I’ll get it out of the way right now. I’m not Mormon. But I have been to Salt Lake City a few times. I’m comfortable there, in fact more comfortable then I am in other parts of Utah. I think it’s because the city was laid out like many of the towns and cities I grew up in, the original Mormon settlers having come from Upstate New York and New England. Picture a small white clapboard church as the centerpiece of this image and it is many small towns in Vermont or New Hampshire. Yes the city has grown far beyond that scale, and clearly those aren’t Congregationalists but it is a New England town. So, here we have the Mormon Temple on Temple Square. This isn’t the first temple, that was in Illinois, but was destroyed in the mid 1800s before the Later Day Saints migrated westwards. It’s a fine example of late 19th century architecture which is difficult to find in the American West.

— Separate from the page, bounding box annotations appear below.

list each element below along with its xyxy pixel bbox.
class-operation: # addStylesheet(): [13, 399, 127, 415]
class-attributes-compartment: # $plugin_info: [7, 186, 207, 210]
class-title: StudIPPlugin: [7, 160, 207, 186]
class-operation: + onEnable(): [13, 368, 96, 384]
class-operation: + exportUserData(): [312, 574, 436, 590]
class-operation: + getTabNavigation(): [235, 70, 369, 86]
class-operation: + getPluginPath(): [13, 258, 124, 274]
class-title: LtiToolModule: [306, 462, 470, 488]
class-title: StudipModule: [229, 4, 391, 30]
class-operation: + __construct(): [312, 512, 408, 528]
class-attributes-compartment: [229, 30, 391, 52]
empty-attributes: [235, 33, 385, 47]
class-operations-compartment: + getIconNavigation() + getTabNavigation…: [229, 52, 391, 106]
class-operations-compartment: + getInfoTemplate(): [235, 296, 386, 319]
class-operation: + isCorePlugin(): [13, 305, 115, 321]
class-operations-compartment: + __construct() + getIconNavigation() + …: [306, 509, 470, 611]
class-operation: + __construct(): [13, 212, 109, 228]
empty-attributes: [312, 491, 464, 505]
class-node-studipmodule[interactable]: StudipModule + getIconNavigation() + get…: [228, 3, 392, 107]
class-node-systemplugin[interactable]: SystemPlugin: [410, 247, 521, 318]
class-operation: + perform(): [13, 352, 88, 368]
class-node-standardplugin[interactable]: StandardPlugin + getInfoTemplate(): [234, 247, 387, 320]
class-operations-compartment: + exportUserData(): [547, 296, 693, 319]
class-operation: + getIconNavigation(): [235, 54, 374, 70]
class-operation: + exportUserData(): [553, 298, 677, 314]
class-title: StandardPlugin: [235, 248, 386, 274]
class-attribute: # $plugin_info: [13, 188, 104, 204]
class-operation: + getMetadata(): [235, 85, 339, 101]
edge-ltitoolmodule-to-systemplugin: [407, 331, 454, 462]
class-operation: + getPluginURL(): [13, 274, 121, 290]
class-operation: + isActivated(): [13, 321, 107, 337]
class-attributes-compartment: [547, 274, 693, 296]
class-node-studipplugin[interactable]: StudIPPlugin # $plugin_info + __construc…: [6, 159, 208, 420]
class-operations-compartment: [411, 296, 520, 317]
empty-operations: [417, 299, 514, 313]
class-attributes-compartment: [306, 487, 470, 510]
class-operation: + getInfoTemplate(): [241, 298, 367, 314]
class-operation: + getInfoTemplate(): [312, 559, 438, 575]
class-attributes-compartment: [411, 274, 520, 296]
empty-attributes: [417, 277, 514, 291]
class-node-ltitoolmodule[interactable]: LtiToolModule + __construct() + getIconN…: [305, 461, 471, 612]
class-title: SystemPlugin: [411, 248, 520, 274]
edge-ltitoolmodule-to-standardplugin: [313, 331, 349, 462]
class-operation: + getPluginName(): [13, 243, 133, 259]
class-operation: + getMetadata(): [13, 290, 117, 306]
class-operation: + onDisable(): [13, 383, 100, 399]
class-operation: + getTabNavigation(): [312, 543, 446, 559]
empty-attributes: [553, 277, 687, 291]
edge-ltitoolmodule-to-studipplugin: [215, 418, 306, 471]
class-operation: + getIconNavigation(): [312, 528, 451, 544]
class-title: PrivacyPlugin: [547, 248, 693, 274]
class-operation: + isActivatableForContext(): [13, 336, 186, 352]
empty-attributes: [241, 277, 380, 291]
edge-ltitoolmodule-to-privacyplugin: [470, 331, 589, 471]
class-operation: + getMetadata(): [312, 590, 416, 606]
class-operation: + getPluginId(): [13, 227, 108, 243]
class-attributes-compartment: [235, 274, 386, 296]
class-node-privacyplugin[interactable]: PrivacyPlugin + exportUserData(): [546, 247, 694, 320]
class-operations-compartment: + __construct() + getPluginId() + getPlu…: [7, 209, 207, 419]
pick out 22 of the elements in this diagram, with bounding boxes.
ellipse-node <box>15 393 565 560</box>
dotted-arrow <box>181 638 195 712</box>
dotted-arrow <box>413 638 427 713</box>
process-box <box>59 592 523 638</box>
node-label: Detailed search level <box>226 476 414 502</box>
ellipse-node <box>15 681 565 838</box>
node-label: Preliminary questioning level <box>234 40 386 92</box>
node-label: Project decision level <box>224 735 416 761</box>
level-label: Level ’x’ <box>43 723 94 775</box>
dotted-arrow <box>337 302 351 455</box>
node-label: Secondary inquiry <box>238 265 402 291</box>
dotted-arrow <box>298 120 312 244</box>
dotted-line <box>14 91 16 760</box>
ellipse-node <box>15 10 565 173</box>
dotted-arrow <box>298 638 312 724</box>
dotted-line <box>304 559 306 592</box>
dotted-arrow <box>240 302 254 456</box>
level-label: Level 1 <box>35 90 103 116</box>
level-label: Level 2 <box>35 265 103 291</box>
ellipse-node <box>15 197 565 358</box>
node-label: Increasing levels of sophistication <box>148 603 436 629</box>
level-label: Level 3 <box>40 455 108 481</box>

Want a more detailed view of this amazing photo? Check it out here: http://joshua-house.artistwebsites.com/featured/temple-square-black-and-white-joshua-house.html
Note: As people have noticed, I classify Colorado and Utah as being in “The American West” while I classify Texas as Texas. Some of you may be saying “Josh, why don’t you see Texas as the west? We have cowboys, we’ve got deserts…”. Yes, you do, but I define “The American West” as everything west of the 100th meridian. To save you the time of getting out your atlas’ that’s the eastern edge of the panhandle. This is a historical and hydrological definition which unfortunantly divides Texas in half, so El Paso or Amarillo are “The American West” but Houston, College Station, Waco and DFW are not.